Conceptually within the work I want to have a bit of time to really read up on my subjects, more so than I already have done. So I'm really immersing myself in information about colour theory, about collecting, and also about curating light, in space and immersive environments. So much has been written about these subjects that it is unreal, so I just want to fill some knowledge.
What would be really interesting would be to work collaboratively with a writer, to maybe come up with a piece of text relating to these subjects. That's something I would quite like to do. From a career level, having gallery representation would be fantastic, and getting more commissions.
What would be your dream space to do a site-specific piece in?
When I was... I went to the first show when the Tate Modern opened and I remembered seeing Louise Bourgeois' name in the vinyl lettering on the glass panels at the top of the Tate. I said to my mum, Mum, one day I want to see 'Liz West' on there. Which means I have to somehow fill the Turbine Hall. I like a challenge! Maybe in fifty years time! I think that's an interesting space.
I don't think I've seen enough spaces, perhaps?
Finally, is there anything else you'd like to say?
For the installation work in the Chroma exhibition there's going to be a mass of white objects and a mass of orange objects, and obviously I need to gather those somehow. So whether they are found, bought or given, so here's my opportunity to call out to people!
If you have got anything they would throw away -milk bottles, yogurt pots, etc- donate them to Blank Media, or bring them to me at Rogue Artists' Studios, then the more the merrier.
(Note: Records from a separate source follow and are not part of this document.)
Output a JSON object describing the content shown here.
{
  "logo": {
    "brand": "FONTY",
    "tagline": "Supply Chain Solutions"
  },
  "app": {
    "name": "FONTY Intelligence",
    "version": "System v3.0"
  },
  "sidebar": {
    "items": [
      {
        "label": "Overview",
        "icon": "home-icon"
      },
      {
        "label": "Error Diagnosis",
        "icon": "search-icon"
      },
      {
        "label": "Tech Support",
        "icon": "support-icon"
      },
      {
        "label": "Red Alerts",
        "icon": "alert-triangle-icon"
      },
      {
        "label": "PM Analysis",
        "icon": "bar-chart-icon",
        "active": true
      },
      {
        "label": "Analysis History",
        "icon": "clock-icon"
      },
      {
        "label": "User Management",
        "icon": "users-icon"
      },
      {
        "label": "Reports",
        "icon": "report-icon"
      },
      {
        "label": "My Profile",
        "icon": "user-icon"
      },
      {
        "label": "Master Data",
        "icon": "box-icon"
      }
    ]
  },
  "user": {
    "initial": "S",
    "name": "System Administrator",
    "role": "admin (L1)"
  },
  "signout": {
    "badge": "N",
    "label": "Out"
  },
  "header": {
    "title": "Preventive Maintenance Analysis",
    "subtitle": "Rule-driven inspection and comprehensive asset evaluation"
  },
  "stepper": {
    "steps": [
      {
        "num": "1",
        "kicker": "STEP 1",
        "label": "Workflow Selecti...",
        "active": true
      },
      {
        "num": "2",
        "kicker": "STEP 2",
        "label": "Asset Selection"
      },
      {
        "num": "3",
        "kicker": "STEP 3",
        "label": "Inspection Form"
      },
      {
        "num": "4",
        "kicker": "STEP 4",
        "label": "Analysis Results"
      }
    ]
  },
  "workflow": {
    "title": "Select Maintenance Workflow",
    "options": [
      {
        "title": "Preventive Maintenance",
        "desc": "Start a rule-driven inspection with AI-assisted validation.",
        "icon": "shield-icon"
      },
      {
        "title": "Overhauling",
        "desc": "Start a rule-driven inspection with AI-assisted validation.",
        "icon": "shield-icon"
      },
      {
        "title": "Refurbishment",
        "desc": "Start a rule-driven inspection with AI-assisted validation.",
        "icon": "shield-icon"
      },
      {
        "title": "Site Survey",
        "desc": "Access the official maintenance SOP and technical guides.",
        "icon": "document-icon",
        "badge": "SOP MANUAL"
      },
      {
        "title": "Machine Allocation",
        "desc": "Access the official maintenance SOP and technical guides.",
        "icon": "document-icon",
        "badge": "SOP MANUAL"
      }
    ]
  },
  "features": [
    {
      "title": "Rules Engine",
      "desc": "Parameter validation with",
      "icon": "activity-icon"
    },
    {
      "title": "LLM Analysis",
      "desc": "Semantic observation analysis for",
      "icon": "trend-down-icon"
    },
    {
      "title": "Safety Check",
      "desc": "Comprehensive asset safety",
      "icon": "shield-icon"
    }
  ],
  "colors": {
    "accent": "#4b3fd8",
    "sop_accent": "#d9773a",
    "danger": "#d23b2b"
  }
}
It needs to be pure white or pure orange, but you can strip the labels off them, take tops off, clean them up.
For example, green egg box, I've just taken the labels off that. The same with a kind of domestic bottle, peeled off the labels and then that obviously turns it into a purely coloured object. So, they're my rules!
And! I quite like plastic materials because of the manufactured quality of them, rather than glass, or I completely hate natural things; it has to be artificial colour, cos that's quite a bright orange.